而回到家里的阿荣,辗转反侧了一晚上,始终都是没有把云记的真实情况告诉给她听。

第二日,两人被外面的惊叫声惊醒。

“发生什么事了?”匆匆披上外衣往外走,阿荣拉住了一个小孩问道。

“龙婆把自己做成腊鸭,吊在房梁上面啦!”年幼的小孩尚还不懂生与死的界限,神态无比天真地说着成年人听起来极其残忍可怕的话。

但更可怕的是,来到龙婆家门口的两人,在围观的一些老年人的眼里,也看到了那种生无可恋的黯淡。

福利会的义工正在收拾着屋子里的东西,看到云记过来,就把一个小纸包递给了她:“上面写着你的名字,可能是龙婆想要给你的。”
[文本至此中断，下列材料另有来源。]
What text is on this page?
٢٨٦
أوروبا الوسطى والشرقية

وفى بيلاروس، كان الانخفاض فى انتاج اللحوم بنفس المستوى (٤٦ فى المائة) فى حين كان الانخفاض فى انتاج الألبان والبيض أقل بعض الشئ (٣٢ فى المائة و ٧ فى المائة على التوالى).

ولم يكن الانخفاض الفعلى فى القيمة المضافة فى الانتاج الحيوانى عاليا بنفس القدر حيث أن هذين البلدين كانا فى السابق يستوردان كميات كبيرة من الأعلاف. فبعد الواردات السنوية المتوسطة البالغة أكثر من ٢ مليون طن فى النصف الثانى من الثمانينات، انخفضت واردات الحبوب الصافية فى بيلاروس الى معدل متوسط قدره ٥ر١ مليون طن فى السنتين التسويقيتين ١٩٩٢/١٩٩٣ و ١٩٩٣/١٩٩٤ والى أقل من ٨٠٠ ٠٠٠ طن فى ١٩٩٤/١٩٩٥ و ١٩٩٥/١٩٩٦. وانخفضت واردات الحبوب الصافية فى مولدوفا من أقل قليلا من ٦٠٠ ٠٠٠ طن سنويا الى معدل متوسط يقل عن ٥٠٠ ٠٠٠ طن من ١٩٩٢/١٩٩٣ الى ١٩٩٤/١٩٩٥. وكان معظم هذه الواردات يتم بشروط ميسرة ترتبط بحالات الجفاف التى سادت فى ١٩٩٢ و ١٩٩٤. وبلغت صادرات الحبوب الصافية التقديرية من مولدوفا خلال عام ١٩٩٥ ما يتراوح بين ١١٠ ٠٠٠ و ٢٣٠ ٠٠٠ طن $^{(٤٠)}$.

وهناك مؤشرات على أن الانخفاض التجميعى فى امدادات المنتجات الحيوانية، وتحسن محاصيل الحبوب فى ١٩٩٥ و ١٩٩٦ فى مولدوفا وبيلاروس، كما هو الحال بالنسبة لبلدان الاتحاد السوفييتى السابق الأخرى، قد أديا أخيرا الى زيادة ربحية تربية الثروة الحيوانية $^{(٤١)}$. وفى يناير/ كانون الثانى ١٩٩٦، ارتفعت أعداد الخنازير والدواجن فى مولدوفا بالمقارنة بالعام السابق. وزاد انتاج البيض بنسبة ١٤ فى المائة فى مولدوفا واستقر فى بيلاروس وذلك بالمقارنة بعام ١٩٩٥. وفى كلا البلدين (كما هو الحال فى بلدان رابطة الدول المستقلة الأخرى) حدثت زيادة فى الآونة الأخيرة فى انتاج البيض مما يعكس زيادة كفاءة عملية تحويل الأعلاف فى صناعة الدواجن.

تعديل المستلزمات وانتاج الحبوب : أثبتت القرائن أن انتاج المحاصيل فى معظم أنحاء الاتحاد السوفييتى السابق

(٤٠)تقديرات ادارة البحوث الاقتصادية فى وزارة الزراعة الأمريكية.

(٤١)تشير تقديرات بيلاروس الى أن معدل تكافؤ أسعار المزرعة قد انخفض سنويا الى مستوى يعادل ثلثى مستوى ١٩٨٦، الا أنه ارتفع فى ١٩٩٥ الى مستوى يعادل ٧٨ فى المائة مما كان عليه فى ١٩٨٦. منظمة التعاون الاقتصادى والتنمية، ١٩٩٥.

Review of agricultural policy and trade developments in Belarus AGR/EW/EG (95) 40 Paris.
龙婆总是拖欠各种费用不是一两天的事情了,义工便以为这是龙婆临死前,打算还给云记的欠款。

云记颤抖着手打开,映入眼中的却不是意料的残旧零钱,而是一些零零散散的报纸剪贴:《弘发遇难工人遗孀吞清洁剂自杀》、《幼女惨遭烧伤,亲人弃之不管》、《城寨群众为弘发遇难工人讨要抚恤金》、《为钱为情?城寨烧伤幼女终被舅父领养》……

除去那些粗体黑字标题,底下的详情报道,更是详细地写出了当年舅父家明明生意失败、但突然就有了资金周转的往事,以至于写这篇报道的记者,在最后忍不住加上了怀疑是舅父家吞了云父抚恤金的猜测……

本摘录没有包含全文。